When he was hired by the Bills as Defensive Coordinator back in January, Jim Schwartz made a point of saying that the only defensive stat he was really concerned with was points allowed. Not sacks, not interceptions, not rushing yardage - points.

Through three games, it appears his message is getting across. The Bills are allowing an average of 17.3 points per game. Only three NFL teams have given up fewer points so far this year.

Last season, at the end of the year, only three NFL teams gave up fewer than 17.3 points per game: the Niners, the Panthers, and the Seahawks. All three of them played deep into the postseason and Seattle won it all.

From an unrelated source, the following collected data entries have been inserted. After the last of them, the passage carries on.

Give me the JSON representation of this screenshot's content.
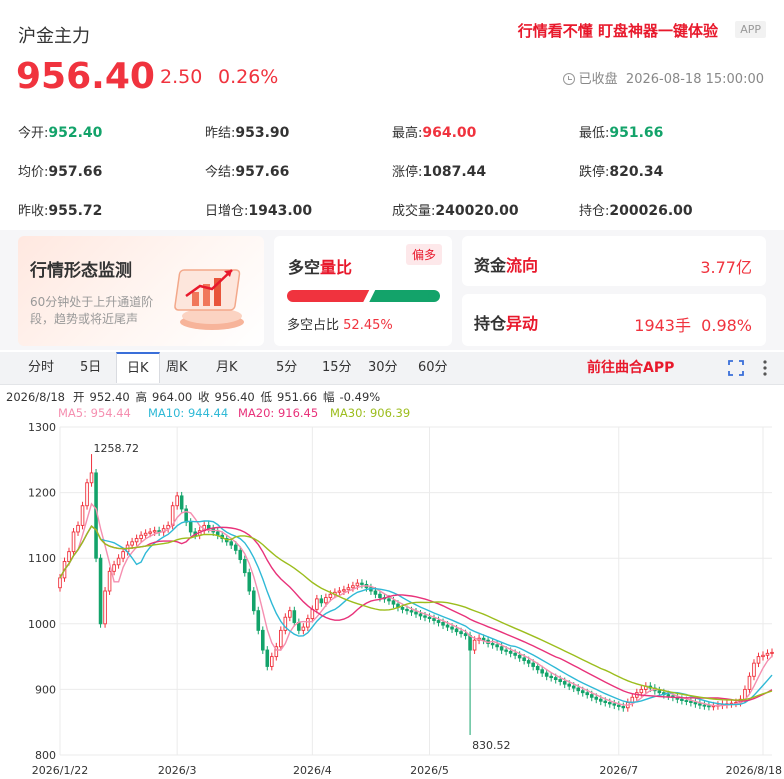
{
  "header": {
    "title": "沪金主力",
    "promo": "行情看不懂 盯盘神器一键体验",
    "app_tag": "APP",
    "price": "956.40",
    "change": "2.50",
    "change_pct": "0.26%",
    "status": "已收盘",
    "datetime": "2026-08-18 15:00:00"
  },
  "stats": [
    [
      {
        "label": "今开:",
        "value": "952.40",
        "color": "down"
      },
      {
        "label": "昨结:",
        "value": "953.90",
        "color": ""
      },
      {
        "label": "最高:",
        "value": "964.00",
        "color": "up"
      },
      {
        "label": "最低:",
        "value": "951.66",
        "color": "down"
      }
    ],
    [
      {
        "label": "均价:",
        "value": "957.66",
        "color": ""
      },
      {
        "label": "今结:",
        "value": "957.66",
        "color": ""
      },
      {
        "label": "涨停:",
        "value": "1087.44",
        "color": ""
      },
      {
        "label": "跌停:",
        "value": "820.34",
        "color": ""
      }
    ],
    [
      {
        "label": "昨收:",
        "value": "955.72",
        "color": ""
      },
      {
        "label": "日增仓:",
        "value": "1943.00",
        "color": ""
      },
      {
        "label": "成交量:",
        "value": "240020.00",
        "color": ""
      },
      {
        "label": "持仓:",
        "value": "200026.00",
        "color": ""
      }
    ]
  ],
  "cards": {
    "trend": {
      "title_a": "行情形态",
      "title_b": "监测",
      "desc": "60分钟处于上升通道阶段，趋势或将近尾声"
    },
    "longshort": {
      "title_a": "多空",
      "title_b": "量比",
      "badge": "偏多",
      "label": "多空占比",
      "value": "52.45%",
      "long_ratio": 0.5245
    },
    "capital": {
      "title_a": "资金",
      "title_b": "流向",
      "value": "3.77亿"
    },
    "position": {
      "title_a": "持仓",
      "title_b": "异动",
      "value": "1943手",
      "pct": "0.98%"
    }
  },
  "tabs": [
    "分时",
    "5日",
    "日K",
    "周K",
    "月K",
    "5分",
    "15分",
    "30分",
    "60分"
  ],
  "active_tab": "日K",
  "go_app": "前往曲合APP",
  "colors": {
    "up": "#f0333e",
    "down": "#13a36a",
    "accent": "#e8192c",
    "ma5": "#f58fb0",
    "ma10": "#2fb9d6",
    "ma20": "#e8327a",
    "ma30": "#9cbd1d"
  },
  "chart_data": {
    "type": "candlestick",
    "info_line": {
      "date": "2026/8/18",
      "open_label": "开",
      "open": "952.40",
      "high_label": "高",
      "high": "964.00",
      "close_label": "收",
      "close": "956.40",
      "low_label": "低",
      "low": "951.66",
      "amp_label": "幅",
      "amp": "-0.49%"
    },
    "ma_legend": [
      {
        "name": "MA5",
        "value": "954.44"
      },
      {
        "name": "MA10",
        "value": "944.44"
      },
      {
        "name": "MA20",
        "value": "916.45"
      },
      {
        "name": "MA30",
        "value": "906.39"
      }
    ],
    "ylim": [
      800,
      1300
    ],
    "y_ticks": [
      "1300",
      "1200",
      "1100",
      "1000",
      "900",
      "800"
    ],
    "y_tick_values": [
      1300,
      1200,
      1100,
      1000,
      900,
      800
    ],
    "x_ticks": [
      {
        "label": "2026/1/22",
        "index": 0
      },
      {
        "label": "2026/3",
        "index": 26
      },
      {
        "label": "2026/4",
        "index": 56
      },
      {
        "label": "2026/5",
        "index": 82
      },
      {
        "label": "2026/7",
        "index": 124
      },
      {
        "label": "2026/8/18",
        "index": 156
      }
    ],
    "annotations": [
      {
        "text": "1258.72",
        "index": 7,
        "value": 1258.72
      },
      {
        "text": "830.52",
        "index": 91,
        "value": 830.52
      }
    ],
    "closes": [
      1070,
      1095,
      1110,
      1140,
      1150,
      1180,
      1215,
      1230,
      1100,
      1000,
      1050,
      1080,
      1090,
      1100,
      1110,
      1120,
      1125,
      1130,
      1135,
      1138,
      1140,
      1142,
      1140,
      1145,
      1150,
      1180,
      1195,
      1175,
      1155,
      1140,
      1135,
      1142,
      1150,
      1145,
      1140,
      1135,
      1130,
      1125,
      1120,
      1112,
      1098,
      1078,
      1050,
      1020,
      990,
      960,
      935,
      950,
      965,
      990,
      1010,
      1020,
      1002,
      990,
      995,
      1008,
      1022,
      1038,
      1032,
      1040,
      1045,
      1048,
      1050,
      1052,
      1055,
      1058,
      1062,
      1060,
      1055,
      1050,
      1045,
      1040,
      1038,
      1035,
      1030,
      1025,
      1022,
      1020,
      1018,
      1015,
      1012,
      1010,
      1008,
      1005,
      1002,
      998,
      995,
      992,
      988,
      985,
      982,
      960,
      975,
      978,
      975,
      970,
      968,
      965,
      960,
      958,
      955,
      952,
      948,
      944,
      940,
      935,
      930,
      925,
      920,
      918,
      915,
      912,
      908,
      905,
      902,
      898,
      895,
      892,
      888,
      885,
      882,
      880,
      878,
      876,
      874,
      872,
      880,
      888,
      895,
      900,
      905,
      902,
      898,
      895,
      892,
      890,
      888,
      885,
      883,
      882,
      880,
      878,
      876,
      875,
      874,
      875,
      876,
      877,
      878,
      879,
      880,
      885,
      900,
      920,
      940,
      950,
      952,
      955,
      956.4
    ]
  }
}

Making it even more impressive, the Bills have limited point production from two of the league's higher powered offensive attacks. Chicago is 9th in average points scored this season, San Diego is 13th. And the Bills have dramatically improved their points against from last year when they allowed an average of 24.2 points per game.


Although Schwartz has maintained he's not that interested in keeping track of various statistical measures of his defense, it's hard not to notice how much better the Bills are against the run this year. It's only three games, but there's a marked improvement

Last season, the Bills finished the year 28th against the run, giving up an average of 129-yards on the ground per game. Through three games this season, they are the 6th ranked run defense, allowing just 64-yards per game.

And the numbers got a boost against San Diego. The Chargers hammered away on the ground Sunday, especially once they had the lead. But in their 37-carries, they averaged just 2.3 yards per rush. And in the second half, when the Bills defense tightened up, San Diego averaged 1.5 yards per carry on 19-attempts. That's a dramatic improvement for Buffalo's run defense over last year.


We're deep into the gray area of illegal pick plays after the Chargers hit some big pass plays using the technique. Most notably, on the second play from scrimmage, San Diego had outside receiver Keenan Allen pick Bills slot corner Nickell Robey, and slot receiver Malcom Floyd was able to get open for a 49-yard pass play that set up the Chargers first touchdown.

It was a blatant pick. It's supposed to be offensive pass interference. And although the Bills acknowledge that, credit defensive players for not whining about the lack of a flag. In fact, most Bills defenders seemed to accept that picks are part of the territory in the NFL and they have to play better technique. That's what Head Coach Doug Marrone indicated Monday when talking about the plays.

"We got a little rub route going on, we go underneath instead of going over the top," Marrone said. "Phillip Rivers is a good quarterback and he's going to make you pay when you make those mistakes."

Safety Aaron Williams told reporters Monday the Bills have to figure out a way to play through the gray area of the rule book covered by picks.

"The pick routes really did hurt us early in the quarter," Williams said. "You try to find a communication between you and the ref to see what he can call, and what he cannot call as far as the receiver going to a guy or is he going to do a route, or is he trying to pick us. We're still to this day trying to figure what the rule is about that."



Upon leaving the broadcast booth after the final gun, I ran into former Bills Head Coach Wade Phillips in the Paul Maguire Club. Wade was in town attending the game with some Buffalo friends and he went to the UB-Norfolk State game Saturday afternoon.

Wade hasn't coached in Buffalo in 14 years, but the fact that he maintains friendships here is testimony to his good natured demeanor and genuine nice-guy personality. Wade is enjoying his first year out of coaching in a decade and a half, and he told me he enjoyed experiencing the Bills game as a fan.

I asked if he's planning on going to the Bills-Texans game in his hometown of Houston next week, and he said he probably would not. Just as well, I said, the Bills are now 0-1 when you're in the building.

With a smile on his face, Wade quickly corrected me.

"29-20," he said, including his won-loss record as Bills head coach. You gotta love Wade.